# X Rated Picture



## Fred Berg (Feb 24, 2012)

This photo shows some people outside the Cinemaxx cinema in Augsburg; the x-ray like effect was achieved by scanning in a B&W negative as if it were a diapositive slide:







Revue AC-5, 35mm wide angle lens, Kodak T-Max 100 (scanned as diapositive)


----------



## c.cloudwalker (Feb 24, 2012)

Wicked Fart?  Sounds like a nasty teen movie :lmao:


The image doesn't do much for me. If, maybe, only the front of the building was a negative, maybe, it would be kinda interesting.


----------



## 480sparky (Feb 24, 2012)

So, basically we're seeing a B&W negative?


----------



## Fred Berg (Feb 24, 2012)

480sparky said:


> So, basically we're seeing a B&W negative?



Basically, yes.

I don't know how films are/were categorized elsewhere, but films with an adult theme were called _X rated _films in the Britain of the 70s (when/where I was a child). Wickie und die starken Männer (Wickie and the strong men) was a very popular children's cartoon series in Germany at the same period (when/where my wife was a child). This series continues to be popular today (our daughter adores Wickie) and has been made into a very successful cinema project, which has so far produced two films for family entertainment. So, the opposite of X rated films, then.

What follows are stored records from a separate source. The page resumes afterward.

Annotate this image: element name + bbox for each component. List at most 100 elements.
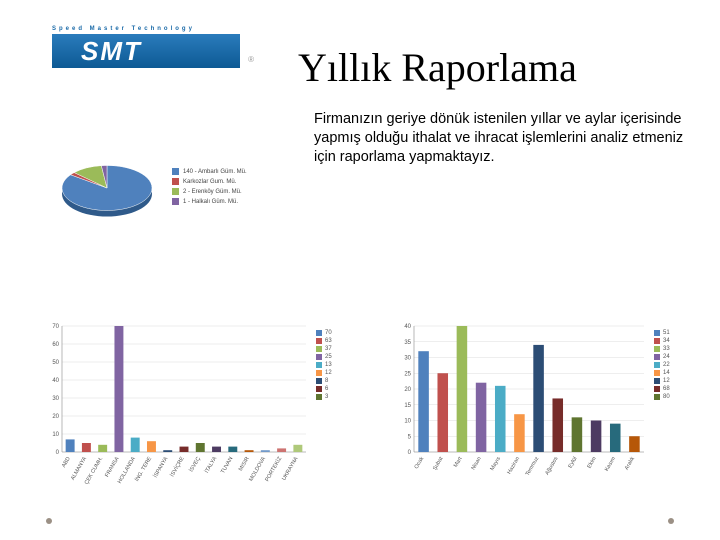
legend-swatch [654, 338, 660, 344]
legend-label: 34 [663, 338, 670, 344]
svg-text:Nisan: Nisan [471, 456, 483, 471]
svg-text:30: 30 [404, 356, 411, 362]
svg-text:Eylül: Eylül [567, 456, 578, 469]
bar [261, 450, 270, 452]
svg-text:İSVEÇ: İSVEÇ [188, 455, 202, 473]
legend-item: 3 [316, 394, 350, 400]
legend-swatch [316, 362, 322, 368]
bar [163, 450, 172, 452]
svg-text:Mart: Mart [453, 456, 464, 469]
bar [552, 398, 563, 452]
bar-chart-months: 0510152025303540OcakŞubatMartNisanMayısH… [392, 320, 688, 500]
legend-swatch [654, 386, 660, 392]
legend-label: 1 - Halkalı Güm. Mü. [183, 199, 238, 205]
legend-item: 12 [316, 370, 350, 376]
legend-label: Karkozlar Gum. Mü. [183, 179, 236, 185]
pie-legend-item: 1 - Halkalı Güm. Mü. [172, 198, 247, 205]
legend-label: 63 [325, 338, 332, 344]
svg-text:40: 40 [404, 324, 411, 330]
legend-item: 12 [654, 378, 688, 384]
bar [114, 326, 123, 452]
legend-label: 33 [663, 346, 670, 352]
bar [180, 447, 189, 452]
legend-label: 24 [663, 354, 670, 360]
bar [514, 414, 525, 452]
svg-text:30: 30 [52, 396, 59, 402]
bar [533, 345, 544, 452]
legend-item: 34 [654, 338, 688, 344]
legend-item: 14 [654, 370, 688, 376]
svg-text:TUVAN: TUVAN [220, 456, 234, 475]
legend-label: 70 [325, 330, 332, 336]
svg-text:5: 5 [408, 434, 412, 440]
bar [591, 421, 602, 453]
legend-swatch [654, 354, 660, 360]
legend-item: 22 [654, 362, 688, 368]
svg-text:20: 20 [404, 387, 411, 393]
page-title: Yıllık Raporlama [298, 44, 577, 91]
legend-item: 37 [316, 346, 350, 352]
bar [245, 450, 254, 452]
bar [228, 447, 237, 452]
legend-label: 8 [325, 378, 328, 384]
bar-chart-countries: 010203040506070ABDALMANYAÇEK CUMH.FRANSA… [40, 320, 350, 500]
legend-label: 12 [325, 370, 332, 376]
legend-item: 33 [654, 346, 688, 352]
legend-swatch [316, 370, 322, 376]
legend-swatch [654, 378, 660, 384]
bar [98, 445, 107, 452]
svg-text:ABD: ABD [61, 456, 72, 469]
svg-text:Ekim: Ekim [587, 456, 599, 470]
bar [495, 386, 506, 452]
legend-item: 70 [316, 330, 350, 336]
svg-text:15: 15 [404, 403, 411, 409]
legend-label: 80 [663, 394, 670, 400]
svg-text:35: 35 [404, 340, 411, 346]
svg-text:Şubat: Şubat [432, 456, 445, 472]
svg-text:Mayıs: Mayıs [489, 456, 502, 472]
svg-text:0: 0 [408, 450, 412, 456]
pie-chart [52, 133, 162, 243]
svg-text:İSVİÇRE: İSVİÇRE [169, 455, 186, 478]
logo-tagline: Speed Master Technology [52, 26, 242, 32]
logo-bar: SMT ® [52, 34, 240, 68]
legend-swatch [654, 394, 660, 400]
svg-text:İTALYA: İTALYA [203, 455, 218, 474]
legend-item: 25 [316, 354, 350, 360]
legend-swatch [316, 354, 322, 360]
logo-text: SMT [81, 36, 142, 66]
legend-swatch [316, 330, 322, 336]
svg-text:Haziran: Haziran [506, 456, 521, 475]
legend-swatch [654, 370, 660, 376]
legend-label: 25 [325, 354, 332, 360]
legend-label: 12 [663, 378, 670, 384]
legend-label: 37 [325, 346, 332, 352]
legend-label: 3 [325, 394, 328, 400]
pie-legend: 140 - Ambarlı Güm. Mü. Karkozlar Gum. Mü.… [172, 168, 247, 208]
legend-swatch [172, 198, 179, 205]
svg-text:25: 25 [404, 371, 411, 377]
legend-swatch [316, 394, 322, 400]
bar-chart-countries-legend: 706337251312863 [316, 330, 350, 402]
bar [418, 351, 429, 452]
body-paragraph: Firmanızın geriye dönük istenilen yıllar… [314, 110, 684, 167]
bar [277, 448, 286, 452]
legend-label: 13 [325, 362, 332, 368]
legend-swatch [316, 386, 322, 392]
svg-text:Temmuz: Temmuz [525, 456, 541, 477]
legend-swatch [654, 330, 660, 336]
legend-swatch [316, 378, 322, 384]
bar [82, 443, 91, 452]
legend-label: 68 [663, 386, 670, 392]
legend-label: 51 [663, 330, 670, 336]
legend-item: 68 [654, 386, 688, 392]
legend-label: 14 [663, 370, 670, 376]
legend-swatch [316, 346, 322, 352]
legend-label: 140 - Ambarlı Güm. Mü. [183, 169, 247, 175]
legend-item: 6 [316, 386, 350, 392]
svg-text:50: 50 [52, 360, 59, 366]
legend-swatch [172, 178, 179, 185]
legend-swatch [172, 168, 179, 175]
pie-legend-item: 2 - Erenköy Güm. Mü. [172, 188, 247, 195]
bar [572, 417, 583, 452]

X- ray makes what is dark appear light. The photo was taken around midday, however, it appears to be night. X rated film were stricktly for adult consumption, Wikie films are stricktly for family entertainment. The photo is about opposites.

The photo is also in the just for fun section, though, and not meant to be taken too seriously. After all, it's basically just a B&W negative.


----------



## mishele (Feb 24, 2012)

Props for the thread name!!!


----------



## Fred Berg (Feb 24, 2012)

mishele said:


> Props for the thread name!!!



Thanks. Unless you mean wicked name, crap otherwise! On the other hand this is all about opposites.....so, thanks anyway


----------